Comme l’explique Joshua Foer dans son livre Moonwalking with Einstein, les événements structurent nos vies avec des repères psychologiques qui nous rendent plus conscients du temps qui passe. Plus nous devons nous souvenir, plus le temps passe lentement. Plus nous pouvons relier de nouvelles informations à ce que nous savons déjà, plus il est probable qu’elles seront mémorisées. La monotonie effondre le temps. La méconnaissance et la nouveauté la dévoilent.
C’est la raison pour laquelle il est important de changer régulièrement les routines, de prendre des vacances dans de nouveaux endroits et de vivre autant de nouvelles expériences que possible. Créer des souvenirs uniques étire le temps psychologique et la façon dont nous percevons nos vies. Sans les marqueurs, la vie semble s’accélérer à mesure que nous vieillissons parce que la vie devient moins mémorable.
Comment ralentir le temps
On n’a pas besoin de se déplacer dans un autre pays pour ralentir la sensation du temps qui passe. Le simple fait de rompre des périodes avec une nouvelle expérience, comme suivre un cours ou passer une semaine dans un lieu exotique rendra la période « plus collante » pour conserver d’autres souvenirs de ce qui s’est passé à cette époque.
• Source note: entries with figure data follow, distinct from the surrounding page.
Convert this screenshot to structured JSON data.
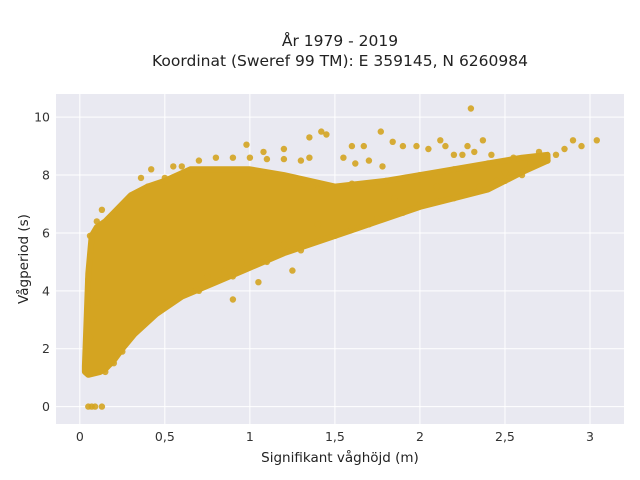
{
  "chart_data": {
    "type": "scatter",
    "title_lines": [
      "År 1979 - 2019",
      "Koordinat (Sweref 99 TM): E 359145, N 6260984"
    ],
    "xlabel": "Signifikant våghöjd (m)",
    "ylabel": "Vågperiod (s)",
    "xlim": [
      -0.14,
      3.2
    ],
    "ylim": [
      -0.6,
      10.8
    ],
    "x_ticks": [
      0,
      0.5,
      1,
      1.5,
      2,
      2.5,
      3
    ],
    "x_tick_labels": [
      "0",
      "0,5",
      "1",
      "1,5",
      "2",
      "2,5",
      "3"
    ],
    "y_ticks": [
      0,
      2,
      4,
      6,
      8,
      10
    ],
    "y_tick_labels": [
      "0",
      "2",
      "4",
      "6",
      "8",
      "10"
    ],
    "grid": true,
    "marker_color": "#D4A421",
    "plot_background": "#E9E9F1",
    "points": [
      [
        0.05,
        0.0
      ],
      [
        0.07,
        0.0
      ],
      [
        0.09,
        0.0
      ],
      [
        0.13,
        0.0
      ],
      [
        0.04,
        1.3
      ],
      [
        0.05,
        1.8
      ],
      [
        0.06,
        2.4
      ],
      [
        0.08,
        3.0
      ],
      [
        0.1,
        3.6
      ],
      [
        0.05,
        4.4
      ],
      [
        0.07,
        5.2
      ],
      [
        0.06,
        5.9
      ],
      [
        0.1,
        6.4
      ],
      [
        0.13,
        6.8
      ],
      [
        0.15,
        1.2
      ],
      [
        0.2,
        1.5
      ],
      [
        0.25,
        1.9
      ],
      [
        0.3,
        2.4
      ],
      [
        0.2,
        6.6
      ],
      [
        0.3,
        7.2
      ],
      [
        0.4,
        7.6
      ],
      [
        0.5,
        7.9
      ],
      [
        0.6,
        8.3
      ],
      [
        0.7,
        8.5
      ],
      [
        0.8,
        8.6
      ],
      [
        0.9,
        8.6
      ],
      [
        1.0,
        8.6
      ],
      [
        1.1,
        8.55
      ],
      [
        1.2,
        8.55
      ],
      [
        1.3,
        8.5
      ],
      [
        1.35,
        8.6
      ],
      [
        0.5,
        3.6
      ],
      [
        0.7,
        4.0
      ],
      [
        0.9,
        4.5
      ],
      [
        1.1,
        5.0
      ],
      [
        1.3,
        5.4
      ],
      [
        1.5,
        5.9
      ],
      [
        1.7,
        6.3
      ],
      [
        1.9,
        6.7
      ],
      [
        2.1,
        7.1
      ],
      [
        2.3,
        7.4
      ],
      [
        2.5,
        7.8
      ],
      [
        2.6,
        8.0
      ],
      [
        1.4,
        7.5
      ],
      [
        1.6,
        7.7
      ],
      [
        1.8,
        7.8
      ],
      [
        2.0,
        8.0
      ],
      [
        2.2,
        8.2
      ],
      [
        2.4,
        8.4
      ],
      [
        2.55,
        8.6
      ],
      [
        2.7,
        8.8
      ],
      [
        2.85,
        8.9
      ],
      [
        2.95,
        9.0
      ],
      [
        2.9,
        9.2
      ],
      [
        3.04,
        9.2
      ],
      [
        0.98,
        9.05
      ],
      [
        1.08,
        8.8
      ],
      [
        1.2,
        8.9
      ],
      [
        1.35,
        9.3
      ],
      [
        1.42,
        9.5
      ],
      [
        1.45,
        9.4
      ],
      [
        1.6,
        9.0
      ],
      [
        1.67,
        9.0
      ],
      [
        1.77,
        9.5
      ],
      [
        1.84,
        9.15
      ],
      [
        1.9,
        9.0
      ],
      [
        1.98,
        9.0
      ],
      [
        2.05,
        8.9
      ],
      [
        2.12,
        9.2
      ],
      [
        2.15,
        9.0
      ],
      [
        2.2,
        8.7
      ],
      [
        2.25,
        8.7
      ],
      [
        2.28,
        9.0
      ],
      [
        2.32,
        8.8
      ],
      [
        2.37,
        9.2
      ],
      [
        2.3,
        10.3
      ],
      [
        2.42,
        8.7
      ],
      [
        1.55,
        8.6
      ],
      [
        1.62,
        8.4
      ],
      [
        1.7,
        8.5
      ],
      [
        1.78,
        8.3
      ],
      [
        0.42,
        8.2
      ],
      [
        0.55,
        8.3
      ],
      [
        0.36,
        7.9
      ],
      [
        0.65,
        4.0
      ],
      [
        0.75,
        4.5
      ],
      [
        0.85,
        4.7
      ],
      [
        0.95,
        5.0
      ],
      [
        1.05,
        4.3
      ],
      [
        0.9,
        3.7
      ],
      [
        1.2,
        5.6
      ],
      [
        1.0,
        5.4
      ],
      [
        1.25,
        4.7
      ],
      [
        1.4,
        6.3
      ],
      [
        1.6,
        6.2
      ],
      [
        1.75,
        6.5
      ],
      [
        2.0,
        7.0
      ],
      [
        2.2,
        7.2
      ],
      [
        2.45,
        7.8
      ],
      [
        2.5,
        8.1
      ],
      [
        2.35,
        7.6
      ],
      [
        2.1,
        7.6
      ],
      [
        1.85,
        7.2
      ],
      [
        2.65,
        8.4
      ],
      [
        2.75,
        8.5
      ],
      [
        2.8,
        8.7
      ]
    ]
  }
}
Plus vous avez d’expériences, plus vous créez d’associations. Plus vous créez d’associations, plus vous vous souvenez et plus votre potentiel d’apprentissage est grand en raison de l’adhérence accrue de vos réseaux de mémoire.
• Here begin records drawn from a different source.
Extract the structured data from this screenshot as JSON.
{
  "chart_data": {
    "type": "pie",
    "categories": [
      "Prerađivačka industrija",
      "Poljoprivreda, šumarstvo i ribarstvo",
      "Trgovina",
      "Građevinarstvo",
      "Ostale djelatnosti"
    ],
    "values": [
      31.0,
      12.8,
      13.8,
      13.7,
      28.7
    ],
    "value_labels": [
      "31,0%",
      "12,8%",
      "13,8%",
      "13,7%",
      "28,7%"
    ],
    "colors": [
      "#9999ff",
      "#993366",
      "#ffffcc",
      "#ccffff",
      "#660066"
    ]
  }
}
Notre sens du temps a-t-il ralenti ou accéléré pendant la pandémie ? On pourrait dire que la pandémie était une période nouvelle, pleine d’expériences nouvelles pour nous. Porter des masques, rencontrer des amis uniquement sur Zoom, suivre l’actualité, suivre les taux d’infection et les progrès quotidiens du développement de vaccins ont rendu les deux dernières années uniques et mémorables.
Peut-être que la pandémie a créé son propre réseau de mémoire et ralenti le temps pour vous. Pour d’autres, peut-être que la monotonie de chaque journée (« Je ne viens pas de faire ça ? ») accélérait le temps et les années passaient vite, comme c’était le cas pour les élèves de la grotte.